Naomi Zeicnher, the editor of Fader, wrote recently about her emerging habits:

After live-tweeting an event, I’ll comb back and trash anything that didn’t meaningfully connect. Sometimes I delete weeks after the fact, while I’m checking in on my profile, thinking about how it comes off in aggregate. Beyond Twitter, I erase text message exchanges to make space on my phone for selfies I’ll delete later too. I untag photos people have taken of me. On weekends, I delete emails for fun.

Here is one conclusion: Time is a privacy setting. Even Facebook knows this! Users can, for example, keep new friends from seeing private posts from the past. On Twitter, there’s a lot less flexibility. You official options are going entirely private or deleting your account; your unofficial option is to delete your tweets.

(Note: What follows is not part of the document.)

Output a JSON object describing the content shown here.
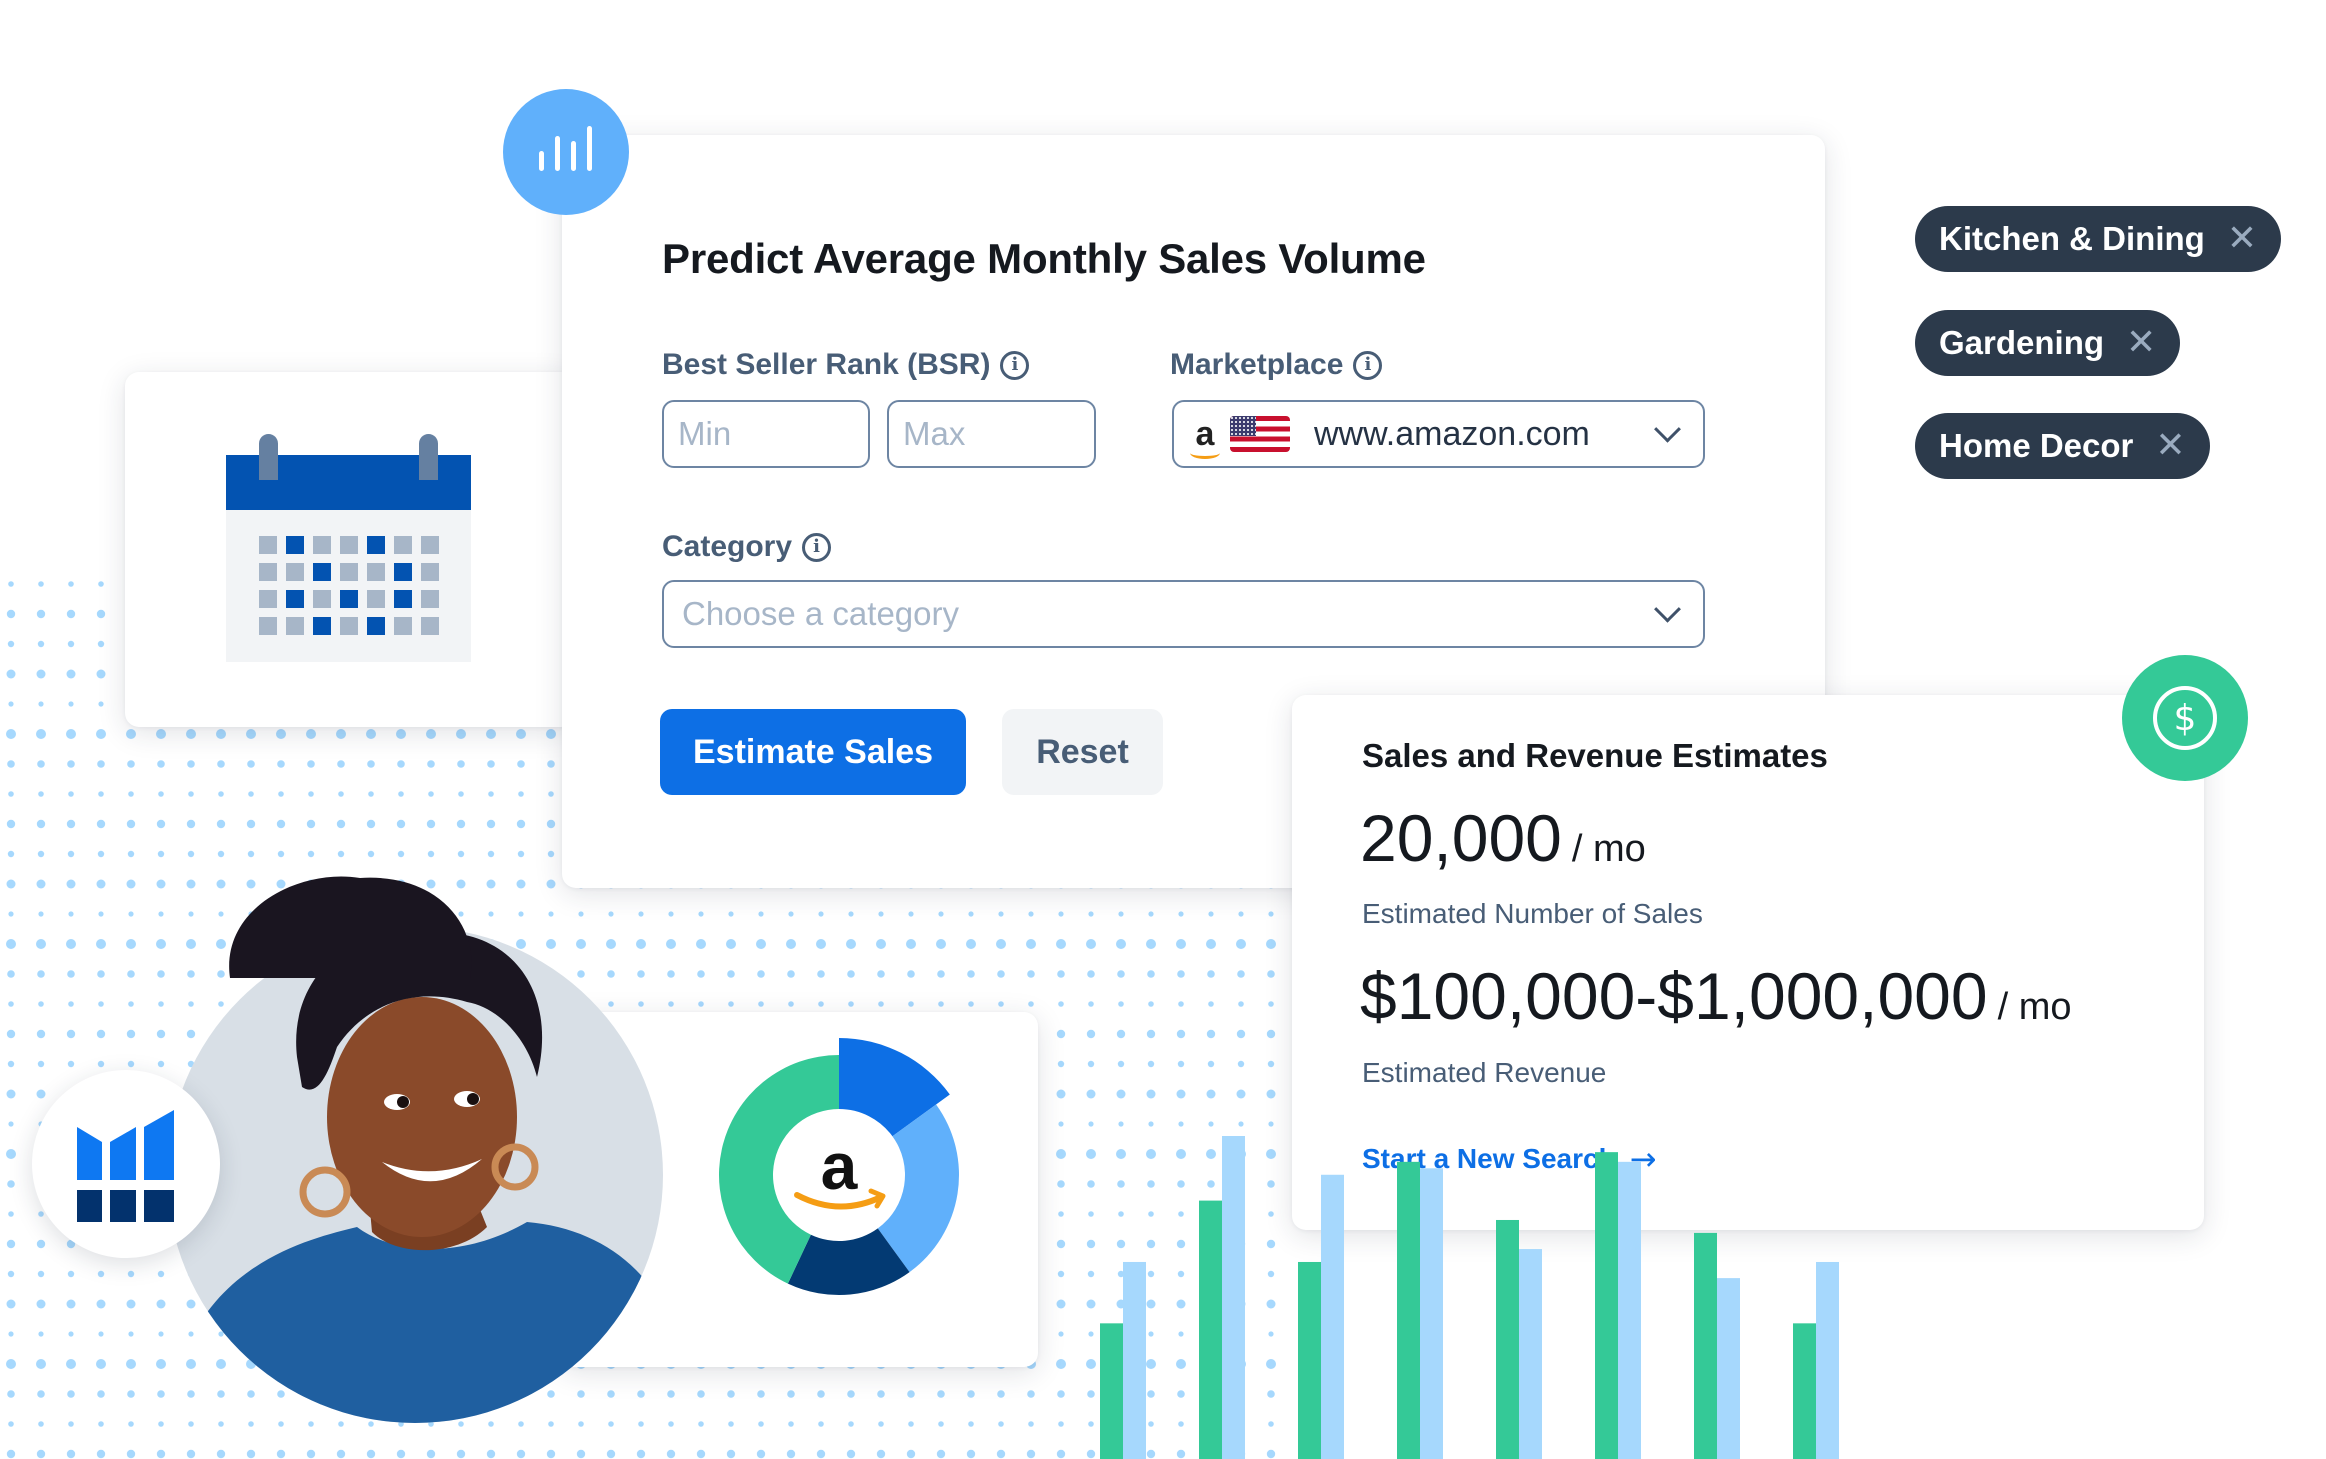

I archived everything before deleting it all, and now my posts automatically disappear after a week, courtesy of one of the dozens of sites that offers such things. The result is that new posts aren’t saved anywhere anymore, privately or otherwise, unless they’re screencapped or embedded. This is fine but not ideal. I think a reasonable demand — or expecation, given how much of a grind the overall Twitter experience has become as the service has matured, and how evident it’s become that all that funlike work and worklike fun that was much easier to rationalize when both the service and your own experience was expanding in exciting ways was never really going to amount to much — is for the company to treat the age of a users’ posts as one more privacy parameter. I don’t suppose they’re really incentivized to do this. The new search product they’re selling to brands suggests that they’re incentivized not to. But at the very least we can understand this as a problem; as something a better service would offer, and that users of a better internet would take for granted.

Make my dumb bad posts private after a week, a month, or a year. Or at least make the incredibly complicated process of deleting old posts a little bit easier. You’ll probably get more from us if we can still deceive ourselves into thinking it’s ours!